China Singyes orbits into bonds with punchy debut

Despite a chunky cut in pricing from initial guidance, the solar power company's dollar bond trades up in the secondary market.

China Singyes Solar Technologies, a Guangdong-based manufacturer of solar energy products, made its first foray into the international bond markets on Thursday, raising $260 million from a two-year unrated deal.

The company tapped the market at a time when investors increasingly appear comfortable piling into high yield bonds. China Singyes, a Hong Kong-listed company currently eyeing the spin-off of its chemical production units, made the most of that sentiment. It generated $1.7 billion of demand from 139 different investors.

There is now more to come from sub-investment grade issuers. A heavy pipeline of deals across the credit spectrum will put investor appetite to the test this month, according to a syndicate banker on the deal.

But the signs, so far, are auspicious.

The bookrunners of China Singye’s bond initially approached investors with price guidance of the 8.5% area, but ended up pricing the deal at par with a 7.95% coupon — a sizeable tightening from initial guidance.

The closest comparable was United Photovoltaics’ recently-issued 8.25% $250 million January 2020 bond, which was yielding 8.05% on a yield-to-worst basis. On a yield to maturity basis, the bond was trading at a bid/offer spread of 100.75/101.125, giving the deal a yield of 7.957/7.813%, according to a syndicate banker. 

The strong response to China Singye's debut continued in early trading on Thursday morning. The was trading at a bid price of 101.2 to yield 7.294%, according to market sources.

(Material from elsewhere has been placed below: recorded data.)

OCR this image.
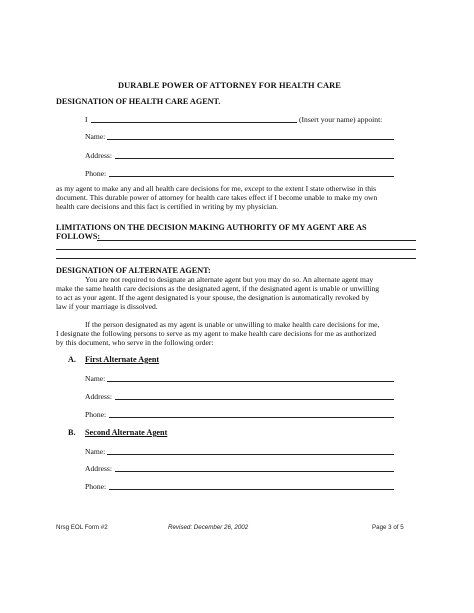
DURABLE POWER OF ATTORNEY FOR HEALTH CARE
DESIGNATION OF HEALTH CARE AGENT.
I	(Insert your name) appoint:
Name:
Address:
Phone:
as my agent to make any and all health care decisions for me, except to the extent I state otherwise in this
document. This durable power of attorney for health care takes effect if I become unable to make my own
health care decisions and this fact is certified in writing by my physician.
LIMITATIONS ON THE DECISION MAKING AUTHORITY OF MY AGENT ARE AS
FOLLOWS:
DESIGNATION OF ALTERNATE AGENT:
You are not required to designate an alternate agent but you may do so. An alternate agent may
make the same health care decisions as the designated agent, if the designated agent is unable or unwilling
to act as your agent. If the agent designated is your spouse, the designation is automatically revoked by
law if your marriage is dissolved.
If the person designated as my agent is unable or unwilling to make health care decisions for me,
I designate the following persons to serve as my agent to make health care decisions for me as authorized
by this document, who serve in the following order:
A. First Alternate Agent
Name:
Address:
Phone:
B. Second Alternate Agent
Name:
Address:
Phone:
Nrsg EOL Form #2	Revised: December 26, 2002	Page 3 of 5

In January, sovereign and corporate borrowers in Asia sold more than $51 billion of bonds in the international bond markets, compared with $28 billion during the same period year last year, according to data compiled by Dealogic. Among those deals, Asian borrowers sold $1.55 billion of unrated bonds in January, on top of $5.135 billion worth of high yield debt.

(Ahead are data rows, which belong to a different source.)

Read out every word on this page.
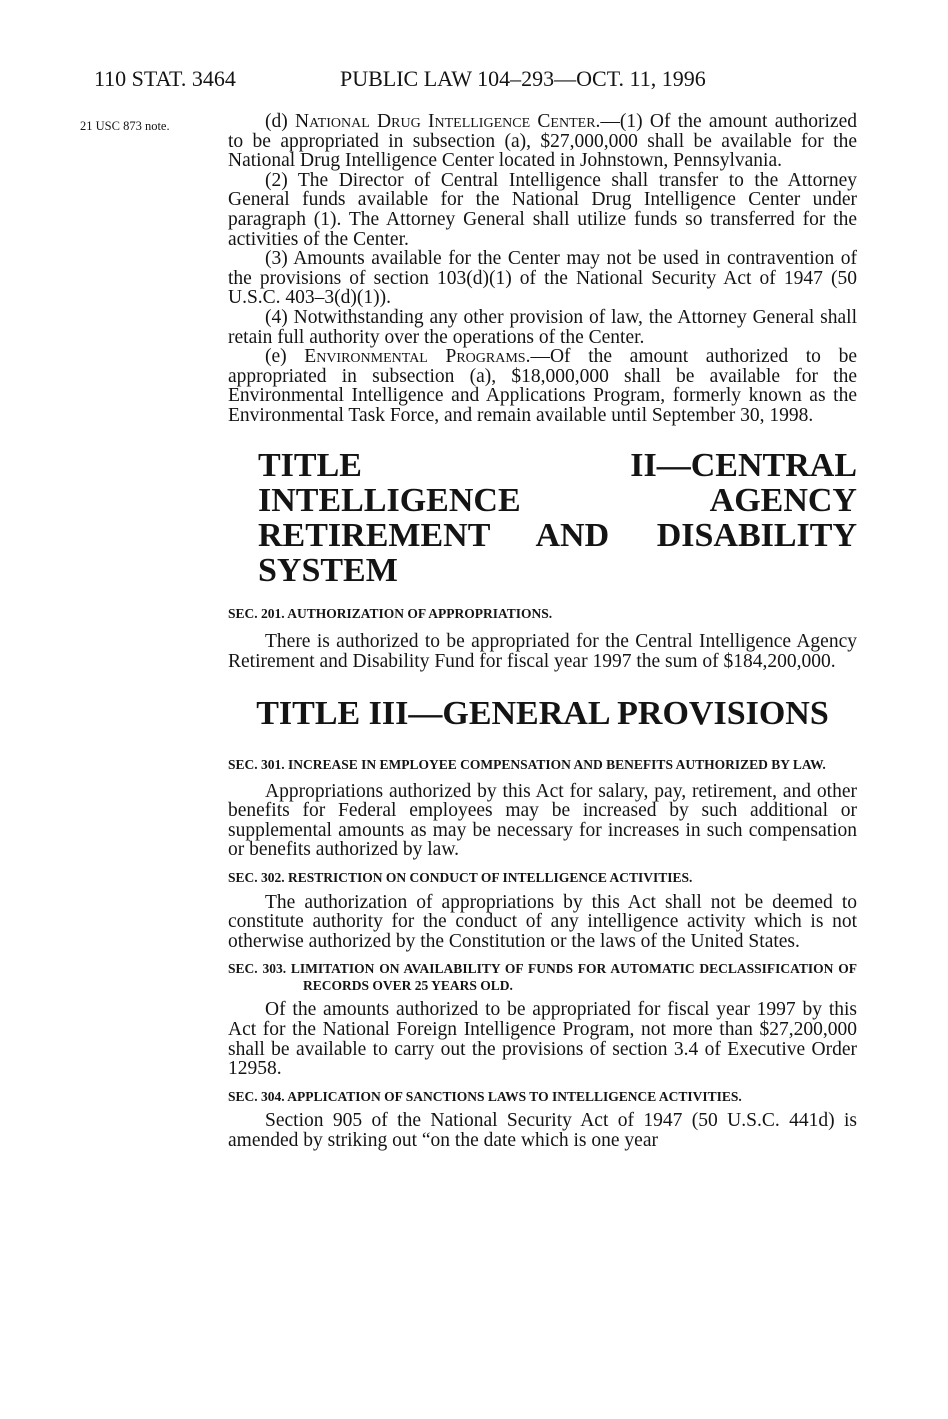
110 STAT. 3464	PUBLIC LAW 104–293—OCT. 11, 1996
21 USC 873 note.	(d) National Drug Intelligence Center.—(1) Of the amount authorized to be appropriated in subsection (a), $27,000,000 shall be available for the National Drug Intelligence Center located in Johnstown, Pennsylvania.

(2) The Director of Central Intelligence shall transfer to the Attorney General funds available for the National Drug Intelligence Center under paragraph (1). The Attorney General shall utilize funds so transferred for the activities of the Center.

(3) Amounts available for the Center may not be used in contravention of the provisions of section 103(d)(1) of the National Security Act of 1947 (50 U.S.C. 403–3(d)(1)).

(4) Notwithstanding any other provision of law, the Attorney General shall retain full authority over the operations of the Center.

(e) Environmental Programs.—Of the amount authorized to be appropriated in subsection (a), $18,000,000 shall be available for the Environmental Intelligence and Applications Program, formerly known as the Environmental Task Force, and remain available until September 30, 1998.

TITLE II—CENTRAL INTELLIGENCE AGENCY RETIREMENT AND DISABILITY SYSTEM
SEC. 201. AUTHORIZATION OF APPROPRIATIONS.

There is authorized to be appropriated for the Central Intelligence Agency Retirement and Disability Fund for fiscal year 1997 the sum of $184,200,000.

TITLE III—GENERAL PROVISIONS
SEC. 301. INCREASE IN EMPLOYEE COMPENSATION AND BENEFITS AUTHORIZED BY LAW.

Appropriations authorized by this Act for salary, pay, retirement, and other benefits for Federal employees may be increased by such additional or supplemental amounts as may be necessary for increases in such compensation or benefits authorized by law.

SEC. 302. RESTRICTION ON CONDUCT OF INTELLIGENCE ACTIVITIES.

The authorization of appropriations by this Act shall not be deemed to constitute authority for the conduct of any intelligence activity which is not otherwise authorized by the Constitution or the laws of the United States.

SEC. 303. LIMITATION ON AVAILABILITY OF FUNDS FOR AUTOMATIC DECLASSIFICATION OF RECORDS OVER 25 YEARS OLD.

Of the amounts authorized to be appropriated for fiscal year 1997 by this Act for the National Foreign Intelligence Program, not more than $27,200,000 shall be available to carry out the provisions of section 3.4 of Executive Order 12958.

SEC. 304. APPLICATION OF SANCTIONS LAWS TO INTELLIGENCE ACTIVITIES.

Section 905 of the National Security Act of 1947 (50 U.S.C. 441d) is amended by striking out “on the date which is one year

About 70% of the new proceeds from the debt sale will be used to refinance existing debt, and the rest will be used for general corporate purposes.

By investor type, asset managers and fund managers were allocated 62% of the deal, private banks and corporations took 37% and the remaining 1% went to banks and other investors. Asian investors dominated the order book — just 1% was sold to accounts in Europe, the Middle East and Africa.

BOCIGuotai Junan International and HSBC were the global coordinators of the bond. The bookrunners were SBI China Capital Financial Services, China Everbright Securities Hong Kong and Sun Hung Kai Financial.